Las elecciones nacionales han dejado a Bolivia frente a una encrucijada institucional. Con Rodrigo Paz Pereira en primer lugar y Jorge “Tuto” Quiroga en segundo, el balotaje del próximo 19 de octubre no solo definirá quién gobernará, sino también qué modelo de representación política será legitimado en el marco del Estado Plurinacional.

En mi anterior columna advertí que el gran error de Samuel Doria Medina fue su lectura parcial del país: un proyecto urbano para una nación que sigue siendo profundamente rural. Sin embargo, los resultados nos dejaron un dato político crucial: Doria Medina logró imponerse en Tarija, el bastión natural de Rodrigo Paz Pereira. Que el propio electorado chapaco no respaldara masivamente al candidato local muestra que el voto ya no responde únicamente a identidades territoriales o herencias familiares, sino a percepciones concretas de liderazgo y proyecto de país.

Esto confirma que la llamada “Bolivia profunda” no puede reducirse a lo geográfico ni a lo étnico. Lo profundo es ese espacio social donde los caudillos todavía definen lealtades, pero donde también emergen actores nuevos que comienzan a disputar representación. Por eso, más allá de la lectura clásica del campo versus la ciudad, se impone otra realidad: el poder se está redistribuyendo hacia figuras que parecían marginales y hoy son protagonistas.

En este escenario, los candidatos a la vicepresidencia se han convertido en piezas determinantes. Edman Lara, del PDC, ha logrado posicionarse como una voz que conecta con sectores rurales y populares, mostrando que ya no es un mero acompañante de fórmula, sino un actor con representación política propia. Juan Pablo, de Alianza Libre, ha conseguido articular un discurso más joven y urbano, que interpela a sectores desencantados con las élites tradicionales. Ambos se han convertido en referentes visibles en la coyuntura, ampliando los márgenes de representación en un escenario que parecía reservado únicamente a los presidenciables.

Desde la ciencia política, este fenómeno se entiende como una tensión entre representación formal e informal. Formalmente, los vicepresidentes suelen ser percibidos como secundarios; informalmente, en este proceso electoral, han adquirido peso simbólico y práctico que puede inclinar negociaciones y definir pactos de cara al balotaje. Desde el derecho constitucional, esta situación pone sobre la mesa la necesidad de repensar el rol del vicepresidente no solo como reemplazo eventual, sino como engranaje de representación territorial y sectorial dentro de un Estado plural.

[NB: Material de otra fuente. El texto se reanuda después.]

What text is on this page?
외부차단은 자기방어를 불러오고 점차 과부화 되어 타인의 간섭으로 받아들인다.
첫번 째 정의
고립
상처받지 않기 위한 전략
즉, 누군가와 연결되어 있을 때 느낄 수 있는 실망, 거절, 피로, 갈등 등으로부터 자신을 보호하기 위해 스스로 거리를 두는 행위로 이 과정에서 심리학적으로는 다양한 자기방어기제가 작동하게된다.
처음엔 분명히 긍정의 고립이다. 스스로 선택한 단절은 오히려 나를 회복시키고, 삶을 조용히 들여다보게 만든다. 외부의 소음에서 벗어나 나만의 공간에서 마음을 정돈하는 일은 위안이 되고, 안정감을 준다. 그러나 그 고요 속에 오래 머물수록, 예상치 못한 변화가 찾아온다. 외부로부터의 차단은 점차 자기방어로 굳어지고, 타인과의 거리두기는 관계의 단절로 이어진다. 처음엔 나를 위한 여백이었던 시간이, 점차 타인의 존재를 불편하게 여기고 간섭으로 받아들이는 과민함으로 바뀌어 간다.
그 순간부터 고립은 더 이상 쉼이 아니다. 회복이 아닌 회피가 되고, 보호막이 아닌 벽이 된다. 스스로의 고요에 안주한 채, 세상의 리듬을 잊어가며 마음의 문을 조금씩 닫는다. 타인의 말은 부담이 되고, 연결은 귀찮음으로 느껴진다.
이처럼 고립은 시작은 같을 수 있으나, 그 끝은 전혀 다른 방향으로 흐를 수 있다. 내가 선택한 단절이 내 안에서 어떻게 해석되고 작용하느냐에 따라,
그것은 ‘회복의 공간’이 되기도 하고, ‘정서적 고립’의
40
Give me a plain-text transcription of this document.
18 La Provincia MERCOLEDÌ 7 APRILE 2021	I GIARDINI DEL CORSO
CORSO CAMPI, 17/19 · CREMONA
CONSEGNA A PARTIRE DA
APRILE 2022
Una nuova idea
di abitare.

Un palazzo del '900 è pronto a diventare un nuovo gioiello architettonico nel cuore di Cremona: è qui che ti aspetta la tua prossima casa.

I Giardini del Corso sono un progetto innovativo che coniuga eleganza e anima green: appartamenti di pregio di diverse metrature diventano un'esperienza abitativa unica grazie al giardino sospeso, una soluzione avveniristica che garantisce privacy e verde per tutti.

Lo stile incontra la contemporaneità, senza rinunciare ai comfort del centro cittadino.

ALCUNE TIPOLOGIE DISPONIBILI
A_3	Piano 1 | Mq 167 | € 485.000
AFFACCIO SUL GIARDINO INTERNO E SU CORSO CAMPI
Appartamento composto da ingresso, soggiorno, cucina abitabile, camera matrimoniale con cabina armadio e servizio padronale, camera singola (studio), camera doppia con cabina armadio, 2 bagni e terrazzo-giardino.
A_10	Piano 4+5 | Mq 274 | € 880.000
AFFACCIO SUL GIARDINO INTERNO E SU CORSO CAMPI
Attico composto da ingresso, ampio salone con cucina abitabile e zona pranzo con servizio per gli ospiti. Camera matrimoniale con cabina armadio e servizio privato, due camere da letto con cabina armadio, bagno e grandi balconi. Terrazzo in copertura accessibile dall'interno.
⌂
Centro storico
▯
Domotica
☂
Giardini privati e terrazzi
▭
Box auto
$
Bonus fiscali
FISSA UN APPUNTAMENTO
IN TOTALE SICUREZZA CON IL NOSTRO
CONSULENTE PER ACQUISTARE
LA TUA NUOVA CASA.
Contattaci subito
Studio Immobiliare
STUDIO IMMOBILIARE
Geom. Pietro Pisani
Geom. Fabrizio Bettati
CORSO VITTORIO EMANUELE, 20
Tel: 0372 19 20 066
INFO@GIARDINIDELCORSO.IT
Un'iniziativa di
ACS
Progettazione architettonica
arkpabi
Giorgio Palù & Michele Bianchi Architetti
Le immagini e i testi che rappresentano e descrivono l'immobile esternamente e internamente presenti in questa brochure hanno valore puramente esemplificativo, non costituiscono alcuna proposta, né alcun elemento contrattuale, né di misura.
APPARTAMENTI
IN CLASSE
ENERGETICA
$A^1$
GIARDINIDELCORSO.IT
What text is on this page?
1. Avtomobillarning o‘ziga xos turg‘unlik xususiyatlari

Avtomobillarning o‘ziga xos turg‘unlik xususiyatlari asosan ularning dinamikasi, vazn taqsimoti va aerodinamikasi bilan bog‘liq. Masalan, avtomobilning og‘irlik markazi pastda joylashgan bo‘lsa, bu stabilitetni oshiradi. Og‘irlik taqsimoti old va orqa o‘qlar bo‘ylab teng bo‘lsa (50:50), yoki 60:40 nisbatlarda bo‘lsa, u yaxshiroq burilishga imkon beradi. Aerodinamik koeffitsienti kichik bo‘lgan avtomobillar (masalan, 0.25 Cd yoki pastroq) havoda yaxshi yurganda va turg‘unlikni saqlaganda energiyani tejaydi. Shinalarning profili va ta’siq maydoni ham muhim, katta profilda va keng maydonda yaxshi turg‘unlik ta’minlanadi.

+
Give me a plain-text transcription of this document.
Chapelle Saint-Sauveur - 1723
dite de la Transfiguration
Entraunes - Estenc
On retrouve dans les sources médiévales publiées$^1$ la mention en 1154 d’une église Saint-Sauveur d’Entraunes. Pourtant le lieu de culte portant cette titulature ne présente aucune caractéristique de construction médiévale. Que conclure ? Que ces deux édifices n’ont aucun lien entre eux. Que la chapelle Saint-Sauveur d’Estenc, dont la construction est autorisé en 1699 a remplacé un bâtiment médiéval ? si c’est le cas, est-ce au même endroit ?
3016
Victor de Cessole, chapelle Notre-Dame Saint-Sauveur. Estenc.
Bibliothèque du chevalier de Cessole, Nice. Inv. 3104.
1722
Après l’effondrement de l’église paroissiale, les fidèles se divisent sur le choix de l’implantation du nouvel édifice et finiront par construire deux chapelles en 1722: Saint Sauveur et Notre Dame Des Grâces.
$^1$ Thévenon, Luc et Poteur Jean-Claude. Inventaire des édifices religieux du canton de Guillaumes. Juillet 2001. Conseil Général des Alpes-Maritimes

El desafío, entonces, va más allá de sumar votos. El balotaje es un mecanismo de legitimación reforzada: obliga al candidato ganador a construir una mayoría efectiva y a garantizar gobernabilidad en un país profundamente fragmentado. Ni Paz Pereira ni Quiroga podrán gobernar sin integrar a esa Bolivia profunda que no se siente reconocida por las élites urbanas.

La primera vuelta nos dejó una lección contundente: los votos no se heredan ni siquiera en la tierra natal; se conquistan en el terreno de la legitimidad social y política. La segunda vuelta pondrá a prueba si los candidatos comprenden que el Estado Plurinacional no puede seguir reducido a un enunciado constitucional, sino que debe encarnarse en formas reales de inclusión y representación.

Como recordaba Michel Foucault, el poder no es solo una estructura vertical, sino una microfísica que se reproduce en cada relación social, en cada comunidad y en cada lealtad. Comprender esta lógica es esencial para entender por qué en Bolivia lo político no se agota en las instituciones, sino que vive en los tejidos invisibles de la sociedad. Y es allí, en esa Bolivia profunda y múltiple, donde se definirá el futuro democrático del país.